What is exciting about big data is that it is theory-free: we do not know why it works, but the sheer abundance of the data makes it work.
Enthusiasts hope this data-driven approach will eventually displace intuition and gut feelings to produce more accurate predictions and improve decision making.
That will be good for business.
McKinsey Global Institute argues that big data in manufacturing could drive a 50 per cent fall in the costs of product development and assembly.
Big data could also enable businesses to hire the right people and provide the right training – simply because the firms have the right data.
Governments may benefit from big data, too.
In Stockholm, for instance, authorities were able to cut road travel times in half by analysing signals from the global positioning system.
This is a shot in the arm for the development of “smart cities” all across the globe.
There are two reasons, however, why we should be cautious about hyping too much the advent of big data.

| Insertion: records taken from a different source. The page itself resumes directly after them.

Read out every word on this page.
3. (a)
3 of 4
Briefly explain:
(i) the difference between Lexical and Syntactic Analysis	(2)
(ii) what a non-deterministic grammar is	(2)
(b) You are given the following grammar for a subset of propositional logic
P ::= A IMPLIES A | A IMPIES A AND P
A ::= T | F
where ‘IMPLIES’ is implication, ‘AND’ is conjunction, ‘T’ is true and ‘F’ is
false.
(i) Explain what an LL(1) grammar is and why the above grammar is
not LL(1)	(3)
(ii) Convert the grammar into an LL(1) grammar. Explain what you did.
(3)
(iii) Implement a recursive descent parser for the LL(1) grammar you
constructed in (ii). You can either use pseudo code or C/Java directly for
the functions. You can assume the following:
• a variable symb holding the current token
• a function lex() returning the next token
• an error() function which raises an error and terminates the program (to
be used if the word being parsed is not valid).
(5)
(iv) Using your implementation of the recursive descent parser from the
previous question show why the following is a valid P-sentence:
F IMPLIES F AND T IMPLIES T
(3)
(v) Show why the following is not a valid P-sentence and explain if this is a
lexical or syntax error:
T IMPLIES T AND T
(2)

The first issue is privacy.
No one would like to see his or her name, age, email address and preferences become commodities to be traded, without the owner’s consent, by companies that want to tap into the enormous pool of such data.
One way to tackle this is to regulate the use of the data.
Another is to make sure only aggregated data, not individual data, is accessible.
The second, more fundamental issue, concerns the theoretical underpinning, or lack thereof, for big data.
A quantity-based approach is inherently fragile.
David Spiegelhalter, Winton professor of the public understanding of risk at Cambridge University, argues: “There are a lot of ‘small data’ problems that occur in big data.
“They don’t disappear because you’ve got lots of the stuff.
“They get worse.”
One of the problems is that the sample is never exhaustive: some people simply don’t surf the net.
In a similar vein, big data can lead to misleading conclusions and end up incurring costs to businesses.
As Tim Harford, author of The Undercover Economist, put it, “if you have no idea what is behind a correlation, you have no idea what might cause that correlation to break down”.
One classic example to illustrate these flaws is, ironically, Google Flu Trends.
It was found to have persistently overestimated the spread of flu by almost a factor of two.
To add insult to injury, simple statistical models that predicted the future based on past data produced far more precise results than Google Flu Trends.
This does not suggest we should reject big data altogether but that we should be holistic in our handling of data, capitalizing on the unprecedented size of sample (or even population) on one hand while upholding validity as in standard small data on the other.
Here, Amazon is exemplary.
By making use of the search history of shoppers, it devised tools that match recommended books with shoppers’ preferences – this is something brick-and-mortar bookstores fail to offer.
Every time the shopper clicks (or does not click) on the recommendation, Amazon collects even more information and refines its search facility.
This enables understanding of not only correlation but, also, to some extent, causation.
Incoherent as it may seem, the imperfect combination of big data and small data is probably the best bet for the time being.
It will at least make sure that, when we enter the foreign country known as the future, we can say with some degree of confidence how likely we will meet someone with influenza.